PoolChunk(PCK)在PoolChunkList(PCKL)中移动

　　一个新创建的PCK对象，它的内存使用率是usage=%0，被放进qInit节节点。每次从这个PCK对象中分配内存，都会导致它的使用率增加，当usage>=25%，即大于等于qInit的maxUsage时，会把它移动到q000中。继续从PCK对象中分配内存，它的usage继续增加，当usage大于等于它所属PCKL的maxUsage时，把它移动到PKCL链表中的下一个节点，直到q100为止。下面是内存分配导致PCK移动的代码：

//io.netty.buffer.PoolChunkList#allocate
boolean allocate(PooledByteBuf<T> buf, int reqCapacity, int normCapacity) {
if (head == null || normCapacity > maxCapacity) {
// Either this PoolChunkList is empty or the requested capacity is larger then the capacity which can
// be handled by the PoolChunks that are contained in this PoolChunkList.
return false;
}

for (PoolChunk<T> cur = head;;) {
long handle = cur.allocate(normCapacity);
if (handle < 0) {
cur = cur.next;
if (cur == null) {
return false;
}
} else {
cur.initBuf(buf, handle, reqCapacity);
if (cur.usage() >= maxUsage) {
remove(cur);
nextList.add(cur);
}
return true;
}
}
}

　　9-12行，尝试从PCK链表中的所有PCK节点分配所需的内存。

　　14行，没有找到能分配内存的PCK节点。

　　17行，从cur节点分配到所需的内存，并初始化PooledByteBuf对象。
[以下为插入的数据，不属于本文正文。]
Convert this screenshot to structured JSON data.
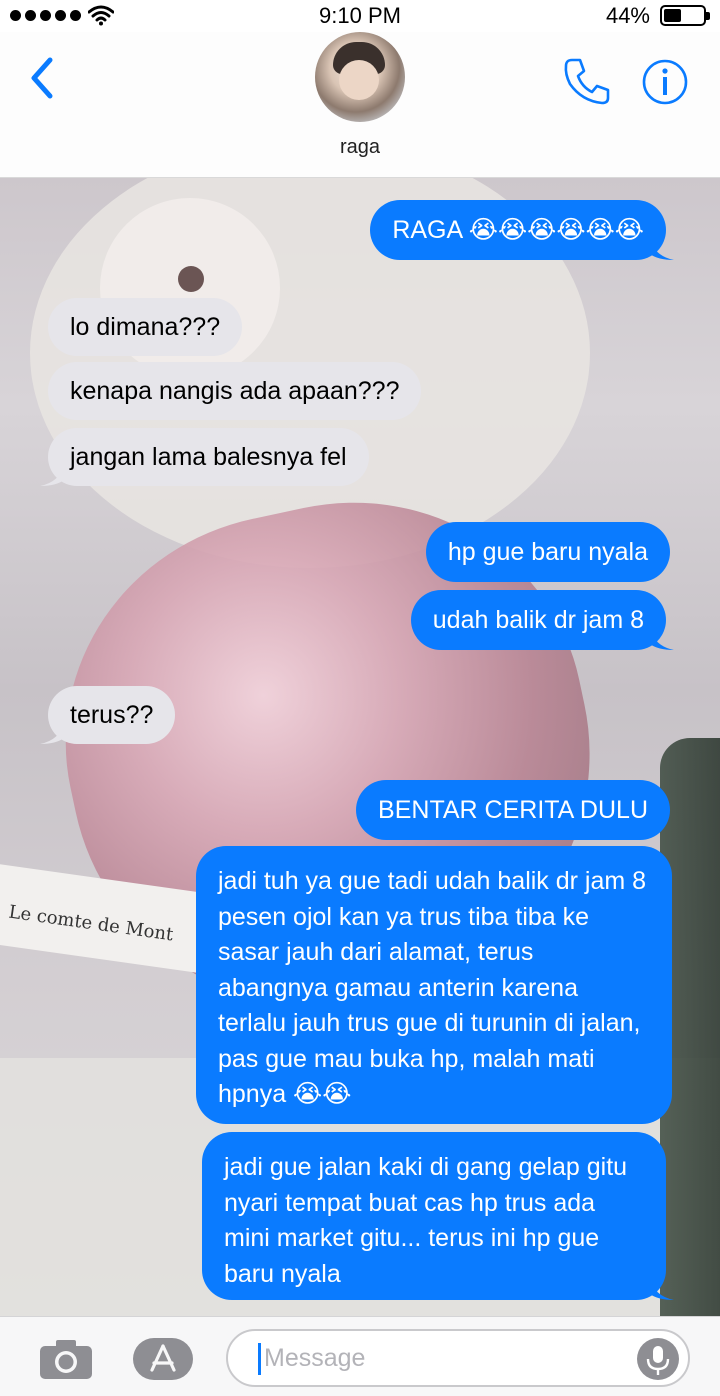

　　18-21行，如cur节点的使用率大于等于当前PCKL节点maxUsage，调用remove方法把cur从head链表中删除，然后调用PCKL链表中的下一个节点的add方法，把cur移动到下一个节点中。

　　如果持续地释放内存，把内存还给PCK对象，会导致usage持续减小，当usage小于它所属的PCKL的minUsage时，把它移动到PCKL链表中的前一个节点，直到q000位为止。当释放内存导致PCK对象的usage等于%0，会销毁这个PCK对象，释放整个chunk的内存。下面是释放内存导致PCK对象移动的代码:

//io.netty.buffer.PoolChunkList#free
boolean free(PoolChunk<T> chunk, long handle) {
chunk.free(handle);
if (chunk.usage() < minUsage) {
remove(chunk);
// Move the PoolChunk down the PoolChunkList linked-list.
return move0(chunk);
}
return true;
}

//io.netty.buffer.PoolChunkList#move0
private boolean move0(PoolChunk<T> chunk) {
if (prevList == null) {
// There is no previous PoolChunkList so return false which result in having the PoolChunk destroyed and
// all memory associated with the PoolChunk will be released.
assert chunk.usage() == 0;
return false;
}
return prevList.move(chunk);
}

　　第3行，释放内存，把内存返还给PCK对象。

　　4-7行，如PCK的使用率小于当前PCKL的minUsage，调用remove方法把PCK对象从当前PCKL对象中删除，然后调用move0方法把它移动到前一个PCKL节点。

　　13-31行，移动PCK到前一个PCKL。

完整的内存分配释放流程

内存分配

　　入口方法:

　　io.netty.buffer.AbstractByteBufAllocator#heapBuffer(int, int)，创建使用堆内存的ByteBuf, 调用newHeapBuffer方法。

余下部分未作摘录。